In August 2013, India replaced its 57 year old Companies Act with a new Act. The new Act whilst easing the efficacy of doing business has some serious provisions that are bound to give headaches to preparers of financial statements and directors. It touches on areas such as corporate governance, corporate social responsibility, auditor rotation, directors responsibilities, strengthening of internal financial controls, controlling related party transactions and investor protection. Most of these provisions are already implemented in many countries and even Sri Lanka revised the Act in 2007.
When the New Act is fully implemented, it should improve corporate governance and reduce misconduct by Indian companies, provided enforcement is carried out transparently. The new financial regulatory body will hopefully ensure that the Act is enforced as intended.
The main features of the new law are set out below.
# Requirement for independent directors in Public companies. Also places responsibility on them for certain decisions taken by the board.
# It codifies the duties of directors, specifically, the duties to act in good faith, to avoid any direct or indirect conflict of interest with the company, and to exercise due diligence and reasonable care in decision-making. It also includes penal provisions for non compliance.

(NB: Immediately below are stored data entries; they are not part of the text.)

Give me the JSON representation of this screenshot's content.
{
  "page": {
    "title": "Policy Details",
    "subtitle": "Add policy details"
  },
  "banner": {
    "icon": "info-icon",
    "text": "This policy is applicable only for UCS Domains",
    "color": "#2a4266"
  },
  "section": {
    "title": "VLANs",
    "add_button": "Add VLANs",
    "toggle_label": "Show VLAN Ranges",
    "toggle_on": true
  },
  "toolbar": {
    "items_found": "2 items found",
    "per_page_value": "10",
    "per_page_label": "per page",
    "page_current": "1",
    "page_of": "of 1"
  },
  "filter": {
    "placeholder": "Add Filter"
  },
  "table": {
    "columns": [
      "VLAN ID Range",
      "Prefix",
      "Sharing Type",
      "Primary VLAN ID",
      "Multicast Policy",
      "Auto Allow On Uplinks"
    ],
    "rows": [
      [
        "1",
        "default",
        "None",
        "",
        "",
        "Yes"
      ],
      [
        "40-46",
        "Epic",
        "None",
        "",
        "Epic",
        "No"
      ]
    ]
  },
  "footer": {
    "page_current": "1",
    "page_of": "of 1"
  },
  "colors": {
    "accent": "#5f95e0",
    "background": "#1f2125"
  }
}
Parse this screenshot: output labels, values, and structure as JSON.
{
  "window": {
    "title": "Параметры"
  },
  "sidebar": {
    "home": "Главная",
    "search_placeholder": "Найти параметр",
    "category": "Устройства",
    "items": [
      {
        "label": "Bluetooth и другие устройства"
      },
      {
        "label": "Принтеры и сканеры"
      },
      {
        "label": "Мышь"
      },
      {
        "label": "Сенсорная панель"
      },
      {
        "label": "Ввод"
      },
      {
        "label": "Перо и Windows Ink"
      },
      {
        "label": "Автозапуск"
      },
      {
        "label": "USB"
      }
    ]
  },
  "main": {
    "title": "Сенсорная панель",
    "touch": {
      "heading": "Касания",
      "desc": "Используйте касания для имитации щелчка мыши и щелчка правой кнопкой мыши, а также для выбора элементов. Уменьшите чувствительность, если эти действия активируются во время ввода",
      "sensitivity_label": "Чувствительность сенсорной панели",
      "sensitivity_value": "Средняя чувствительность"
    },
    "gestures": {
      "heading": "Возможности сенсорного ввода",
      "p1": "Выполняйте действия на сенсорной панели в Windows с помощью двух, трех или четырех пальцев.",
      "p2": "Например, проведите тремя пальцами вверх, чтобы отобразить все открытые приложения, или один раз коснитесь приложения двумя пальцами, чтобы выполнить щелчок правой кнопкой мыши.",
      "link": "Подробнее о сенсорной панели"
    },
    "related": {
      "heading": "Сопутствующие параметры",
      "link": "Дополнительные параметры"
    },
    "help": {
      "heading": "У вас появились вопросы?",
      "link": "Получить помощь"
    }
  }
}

# Defines related parties and mandates disclosure of related party transactions and requires a confirmation of the arms length nature of the transactions. It has also widened the the net to include the CFO, company secretary, subsidiary directors and officers, their relatives as key management people where transactions with them also should be reported as related party transactions.
# It provides for mandatory auditor rotation for listed and other specified companies with a cooling-off period of five years after completion of such a term.
# A serious amendment is that the auditor will be required to report to the central government upon suspicion of any offense involving fraud committed against the company by its officers or employees.
# It has SOX like rules for confirming Internal financial controls but with a wider scope than what’s being implemented in the US?
# It also includes an innovative Corporate Social Responsibility (CSR) rule. A company meeting specified thresholds will be required to spend annually at least 2% of its average net profits of the preceding three financial years on social and charitable causes. The thresholds are set to include a company with a net worth of INR 500 crores, a turnover of INR 1,000 crores, or net profits of INR 5 crores or more during any financial year. It’s worded in a ‘comply to explain’ style, presently.
# Facilitates class action lawsuits against companies.
These provisions though rather late in the day, assume great significance in light of the recent corporate accounting scam at Satyam and other similar scandals like the Chit Fund issue. A stringent enforcement mechanism should drive a higher level of governance in companies and reduce corruption and fraud.